Discipline: Mathematics and Statistics
Subcategory: Social Sciences/Psychology/Economics
Caleb Ignace - East Tennessee State University
Co-Author(s): Tin Phan and Victor Moreno, Arizona State University, Phoenix, AZ Gabriela Navas, University of Los Andes, Bogotá, Colombia Christopher Kribs, University of Texas at Arlington, Arlington, TX Carlos Castillo-Garsow, Eastern Washington University, Cheney, WA
The current 2016 US presidential primary election, characterized by many unexpected results, provides an interesting context to study how voters are influenced in deciding who to support. We address this question by developing a class of models driven either by the effect of mass media or by social interaction among voters and members of the parties. The dynamics are modeled using four compartments with a transition matrix in describing the evolution of a discrete-time Markov chain. Each model is studied and fit to poll data from the 2012 and 2016 presidential elections using numerical methods. A comparison across elections indicates that the social influence of each group changes from one election to another, but response to media is similar in both cases. For future research, since both models assume what happens in the future is only dependent of what is going on in the present, we hope to extend these concepts to non-memoryless process.
Funder Acknowledgement(s): NSF https://www.nsf.gov/discoveries/disc_summ.jsp?cntn_id=138291; Above is the NSF REU site for MTBI.

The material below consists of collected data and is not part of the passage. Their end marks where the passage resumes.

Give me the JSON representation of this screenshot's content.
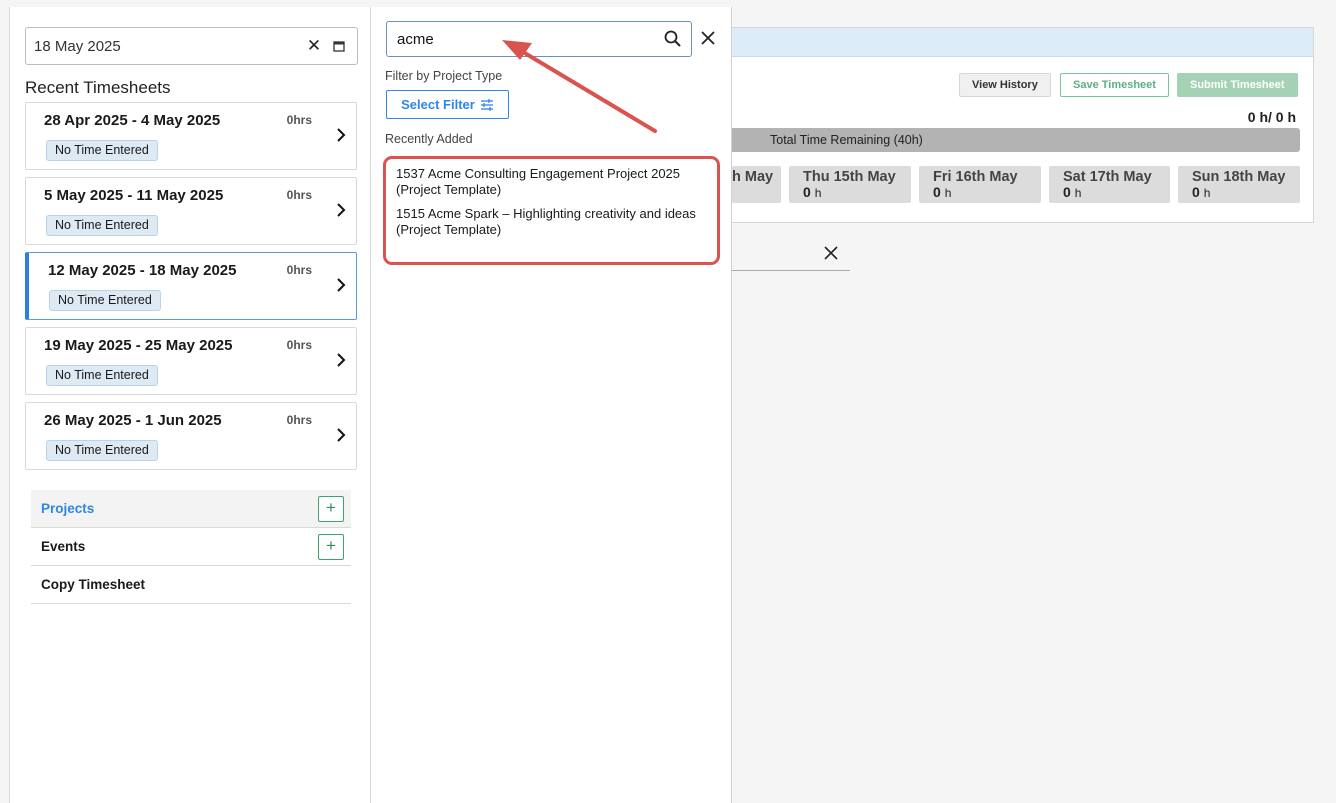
{
  "sidebar": {
    "date_value": "18 May 2025",
    "recent_title": "Recent Timesheets",
    "timesheets": [
      {
        "range": "28 Apr 2025 - 4 May 2025",
        "hours": "0hrs",
        "status": "No Time Entered"
      },
      {
        "range": "5 May 2025 - 11 May 2025",
        "hours": "0hrs",
        "status": "No Time Entered"
      },
      {
        "range": "12 May 2025 - 18 May 2025",
        "hours": "0hrs",
        "status": "No Time Entered"
      },
      {
        "range": "19 May 2025 - 25 May 2025",
        "hours": "0hrs",
        "status": "No Time Entered"
      },
      {
        "range": "26 May 2025 - 1 Jun 2025",
        "hours": "0hrs",
        "status": "No Time Entered"
      }
    ],
    "menu": {
      "projects": "Projects",
      "events": "Events",
      "copy_timesheet": "Copy Timesheet",
      "plus": "+"
    }
  },
  "panel": {
    "search_value": "acme",
    "filter_label": "Filter by Project Type",
    "filter_button": "Select Filter",
    "recently_added": "Recently Added",
    "results": [
      "1537 Acme Consulting Engagement Project 2025 (Project Template)",
      "1515 Acme Spark – Highlighting creativity and ideas (Project Template)"
    ]
  },
  "main": {
    "view_history": "View History",
    "save_timesheet": "Save Timesheet",
    "submit_timesheet": "Submit Timesheet",
    "total_hours": "0 h/ 0 h",
    "remaining": "Total Time Remaining (40h)",
    "days": [
      {
        "name": "h May",
        "hours": "",
        "unit": ""
      },
      {
        "name": "Thu 15th May",
        "hours": "0",
        "unit": "h"
      },
      {
        "name": "Fri 16th May",
        "hours": "0",
        "unit": "h"
      },
      {
        "name": "Sat 17th May",
        "hours": "0",
        "unit": "h"
      },
      {
        "name": "Sun 18th May",
        "hours": "0",
        "unit": "h"
      }
    ]
  },
  "colors": {
    "accent_blue": "#2e86e6",
    "annotation_red": "#d9534f",
    "success_green": "#3aa56b"
  }
}
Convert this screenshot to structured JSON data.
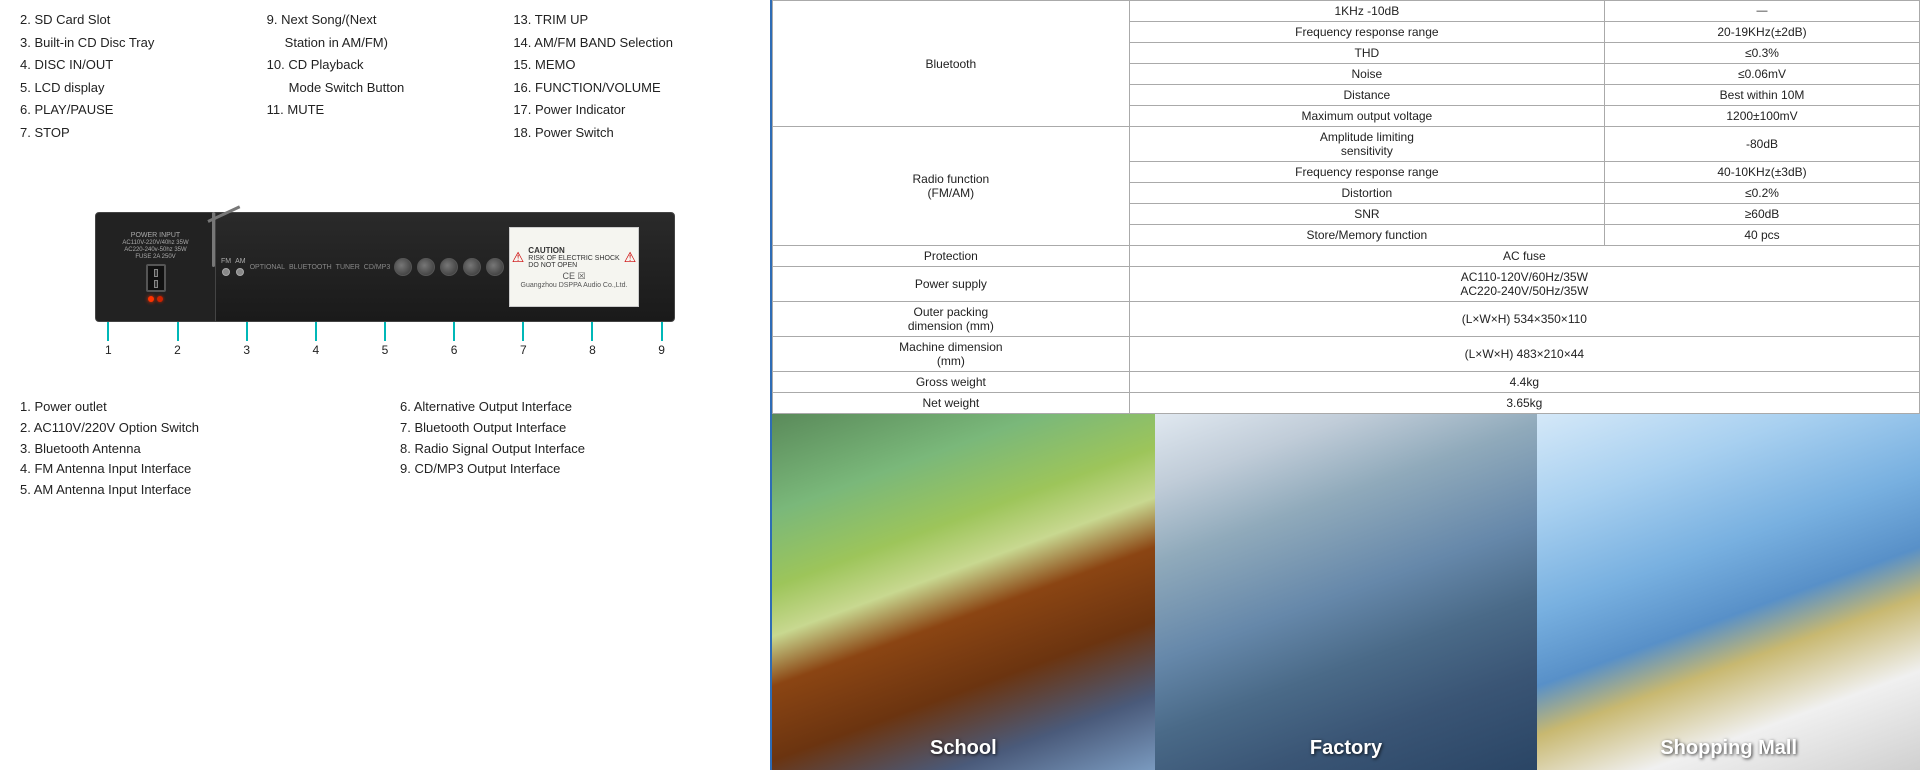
{
  "left": {
    "features_col1": [
      "2. SD Card Slot",
      "3. Built-in CD Disc Tray",
      "4. DISC IN/OUT",
      "5. LCD display",
      "6. PLAY/PAUSE",
      "7. STOP"
    ],
    "features_col2": [
      "9. Next Song/(Next",
      "    Station in AM/FM)",
      "10. CD Playback",
      "    Mode Switch Button",
      "11. MUTE"
    ],
    "features_col3": [
      "13. TRIM UP",
      "14. AM/FM BAND Selection",
      "15. MEMO",
      "16.  FUNCTION/VOLUME",
      "17. Power Indicator",
      "18. Power Switch"
    ],
    "back_labels_col1": [
      "1. Power outlet",
      "2. AC110V/220V Option Switch",
      "3. Bluetooth Antenna",
      "4. FM Antenna Input Interface",
      "5. AM Antenna Input Interface"
    ],
    "back_labels_col2": [
      "6. Alternative Output Interface",
      "7. Bluetooth Output Interface",
      "8. Radio Signal Output Interface",
      "9. CD/MP3 Output Interface"
    ],
    "connector_nums": [
      "1",
      "2",
      "3",
      "4",
      "5",
      "6",
      "7",
      "8",
      "9"
    ]
  },
  "specs": {
    "rows": [
      {
        "cat": "Bluetooth",
        "name": "Frequency response range",
        "val": "20-19KHz(±2dB)"
      },
      {
        "cat": "",
        "name": "THD",
        "val": "≤0.3%"
      },
      {
        "cat": "",
        "name": "Noise",
        "val": "≤0.06mV"
      },
      {
        "cat": "",
        "name": "Distance",
        "val": "Best within 10M"
      },
      {
        "cat": "",
        "name": "Maximum output voltage",
        "val": "1200±100mV"
      },
      {
        "cat": "",
        "name": "Amplitude limiting sensitivity",
        "val": "-80dB"
      },
      {
        "cat": "Radio function (FM/AM)",
        "name": "Frequency response range",
        "val": "40-10KHz(±3dB)"
      },
      {
        "cat": "",
        "name": "Distortion",
        "val": "≤0.2%"
      },
      {
        "cat": "",
        "name": "SNR",
        "val": "≥60dB"
      },
      {
        "cat": "",
        "name": "Store/Memory function",
        "val": "40 pcs"
      },
      {
        "cat": "Protection",
        "name": "",
        "val": "AC fuse"
      },
      {
        "cat": "Power supply",
        "name": "",
        "val": "AC110-120V/60Hz/35W\nAC220-240V/50Hz/35W"
      },
      {
        "cat": "Outer packing dimension (mm)",
        "name": "",
        "val": "(L×W×H) 534×350×110"
      },
      {
        "cat": "Machine dimension (mm)",
        "name": "",
        "val": "(L×W×H) 483×210×44"
      },
      {
        "cat": "Gross weight",
        "name": "",
        "val": "4.4kg"
      },
      {
        "cat": "Net weight",
        "name": "",
        "val": "3.65kg"
      }
    ]
  },
  "images": [
    {
      "label": "School",
      "bg1": "#4a7c4e",
      "bg2": "#8bc34a"
    },
    {
      "label": "Factory",
      "bg1": "#5a8ab0",
      "bg2": "#4682b4"
    },
    {
      "label": "Shopping Mall",
      "bg1": "#c0d8f0",
      "bg2": "#87ceeb"
    }
  ],
  "caution": {
    "title": "CAUTION",
    "subtitle": "RISK OF ELECTRIC SHOCK",
    "instruction": "DO NOT OPEN",
    "brand": "Guangzhou DSPPA Audio Co.,Ltd."
  },
  "device_labels": {
    "power_input": "POWER INPUT",
    "fm": "FM",
    "am": "AM"
  }
}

Faculty Advisor: Christopher Kribs, firstname.lastname@example.org
Role: This REU research project was conducted along two other students (Tin Phan and Gabriela Navas). All aspects of the research was mostly done together, except for data collection, of which I was not involved in. I was mainly involved in analyzing the details of the person-to-person model: fitting to the data, sensitivity analysis, and explanation of results where my focus. I almost exclusively wrote the introduction. But I played just as an important part as the other two students with model formulation and the conclusion section.